L’anno passato è stato straordinario sono moltissimi punti di vista. Straordinario non nell’accezione positiva del termine, ovviamente, ma piuttosto nel suo significato etimologico “fuori dell’ordine”. Ripensandoci però, specialmente ora, senza più coprifuoco, quando finalmente si intravede la luce del sole alla fine del tunnel in cui abbiamo vissuto per fin troppo tempo, sono grato che quest’anno sia stato così caotico, così fuori da ogni aspettativa che potevo avere solamente un anno e mezzo fa.

Sono grato che quest’anno sia successo esattamente nel modo in cui è successo, in quanto tutto lo stress a cui sono stato sottoposto in questo periodo mi ha costretto a capire moltissime cose su me stesso e su svariati aspetti della vita che stavo costruendo, da quelli più personali ed intimi, a quelli famigliari, fino ad arrivare a quelli legati al mondo dell’università e del lavoro.

È vero che ognuno di noi cambia ogni giorno, ma è anche vero, almeno secondo me, che la profondità del cambiamento è strettamente legata con le necessità e le pressioni imposte dal momento che si sta vivendo.

Detto altrimenti, molto spesso non siamo noi a scegliere di cambiare. Succede invece che ci ritroviamo improvvisamente in una situazione a noi ignota. Ci ritroviamo, metaforicamente, immersi nell’oscurità. Dove prima c’era un po’ di luce ed un senso di famigliarità, adesso non vediamo nulla. Ma non è solamente una questione di luci ed ombre, di nero e bianco. Il cambiamento è tale che abbiamo la netta sensazione che il luogo stesso in cui ci troviamo sia diverso. Non ritroviamo più gli stessi oggetti nelle stesse posizioni. La geografia del luogo è diversa. Semplicemente, tutto è diverso, e la mappa mentale che avevamo costruito non funziona più come modello della realtà.
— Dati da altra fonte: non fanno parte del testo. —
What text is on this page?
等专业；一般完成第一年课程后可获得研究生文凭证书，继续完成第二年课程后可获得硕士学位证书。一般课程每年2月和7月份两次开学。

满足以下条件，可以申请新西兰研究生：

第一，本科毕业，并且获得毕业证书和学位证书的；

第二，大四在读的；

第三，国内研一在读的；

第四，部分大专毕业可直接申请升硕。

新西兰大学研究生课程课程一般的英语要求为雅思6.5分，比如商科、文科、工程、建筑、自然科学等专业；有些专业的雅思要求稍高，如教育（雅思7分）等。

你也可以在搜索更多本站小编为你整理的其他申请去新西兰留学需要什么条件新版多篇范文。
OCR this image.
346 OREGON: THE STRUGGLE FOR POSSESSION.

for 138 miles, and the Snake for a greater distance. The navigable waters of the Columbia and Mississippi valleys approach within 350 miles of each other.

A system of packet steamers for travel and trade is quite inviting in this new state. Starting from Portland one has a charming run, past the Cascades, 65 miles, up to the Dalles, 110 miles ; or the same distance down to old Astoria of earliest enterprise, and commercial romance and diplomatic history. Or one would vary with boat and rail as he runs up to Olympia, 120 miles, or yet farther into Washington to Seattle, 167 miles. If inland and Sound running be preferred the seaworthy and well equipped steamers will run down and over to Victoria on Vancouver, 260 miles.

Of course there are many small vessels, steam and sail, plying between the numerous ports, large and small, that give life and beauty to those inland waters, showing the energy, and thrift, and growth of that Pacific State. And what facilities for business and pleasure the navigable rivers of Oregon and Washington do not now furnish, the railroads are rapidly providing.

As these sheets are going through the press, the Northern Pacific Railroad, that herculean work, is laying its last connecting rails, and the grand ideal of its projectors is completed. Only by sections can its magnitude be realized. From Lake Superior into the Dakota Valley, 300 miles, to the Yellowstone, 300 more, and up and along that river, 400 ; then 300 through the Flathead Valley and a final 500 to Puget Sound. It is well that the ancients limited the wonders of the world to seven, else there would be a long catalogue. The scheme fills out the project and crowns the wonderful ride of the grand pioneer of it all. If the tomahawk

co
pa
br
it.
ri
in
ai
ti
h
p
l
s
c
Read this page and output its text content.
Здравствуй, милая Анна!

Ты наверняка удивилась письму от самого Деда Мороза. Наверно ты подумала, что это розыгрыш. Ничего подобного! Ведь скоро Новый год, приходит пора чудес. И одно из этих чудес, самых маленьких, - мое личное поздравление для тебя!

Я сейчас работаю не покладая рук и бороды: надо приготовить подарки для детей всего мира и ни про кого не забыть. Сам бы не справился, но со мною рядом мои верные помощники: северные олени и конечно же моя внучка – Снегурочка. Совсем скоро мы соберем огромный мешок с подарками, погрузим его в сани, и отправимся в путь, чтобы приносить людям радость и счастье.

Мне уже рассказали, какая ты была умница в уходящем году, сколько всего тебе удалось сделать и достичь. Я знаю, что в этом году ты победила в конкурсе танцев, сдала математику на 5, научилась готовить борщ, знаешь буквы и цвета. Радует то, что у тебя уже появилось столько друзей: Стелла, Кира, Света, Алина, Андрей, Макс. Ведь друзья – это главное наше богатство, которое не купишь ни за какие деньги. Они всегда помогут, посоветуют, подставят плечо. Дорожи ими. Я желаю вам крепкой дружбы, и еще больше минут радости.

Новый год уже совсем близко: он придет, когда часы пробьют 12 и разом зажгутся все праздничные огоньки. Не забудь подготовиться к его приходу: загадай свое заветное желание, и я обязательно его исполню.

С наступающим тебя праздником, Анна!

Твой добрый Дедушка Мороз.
In questi momenti ci troviamo nel caos dell’esistenza. Ma l’essere umano non è fatto per vivere nel caos. Abbiamo bisogno di ordine. Non totale, che opprime l’anima e la creatività, ma parziale. Abbiamo sempre e comunque bisogno di un po’ di familiarità, di sicurezza, di ripetizione, di amore. Solo con queste cose possiamo esplorare il caos dell’esistenza per crescere ed imparare. Insomma, immersi di punto in bianco nel caos più totale, non possiamo far altro che cercare di adattarci al nuovo ambiente per ritrovare quell’ordine perduto.

Ed è proprio qui, in questo processo di riadattamento, che l’umanità mostra la sua immensa complessità. Non siamo noi, il più delle volte, a scegliere di cambiare, è vero, ma ognuno di noi cambia a modo proprio. Ognuno di noi si adatta secondo le proprie caratteristiche, secondo il proprio temperamento. E non importa come avviene questo cambiamento. Non importa se lo scegliamo consapevolmente – scelta che potrebbe far utilizzo sia della logica che di emozioni e intuizioni da noi accettate e comprese, ma che necessità di aver superato un periodo di sviluppo cognitivo – oppure inconsapevolmente, seguendo impulsi a noi ignoti e che risiedono in parti incomprese ed oscure di noi.

In entrambi i casi, ognuno di noi subirà le conseguenze del proprio cambiamento. Ognuno di noi cambierà e diventerà un’altra cosa, un qualcosa che, a seconda della gravità della situazione, può arrivare anche ad essere profondamente diverso, nel bene e nel male, da ciò che eravamo prima del cambiamento.


È da un anno che rifletto in modo quasi ossessivo su queste cose, e d’altronde oramai è da ben tre anni che ho intrapreso un percorso di terapia per cercare di cambiare in meglio la mia vita. Dunque è da tanto tempo che rifletto sulla seguente domanda: come possiamo indurre in noi stessi un profondo cambiamento?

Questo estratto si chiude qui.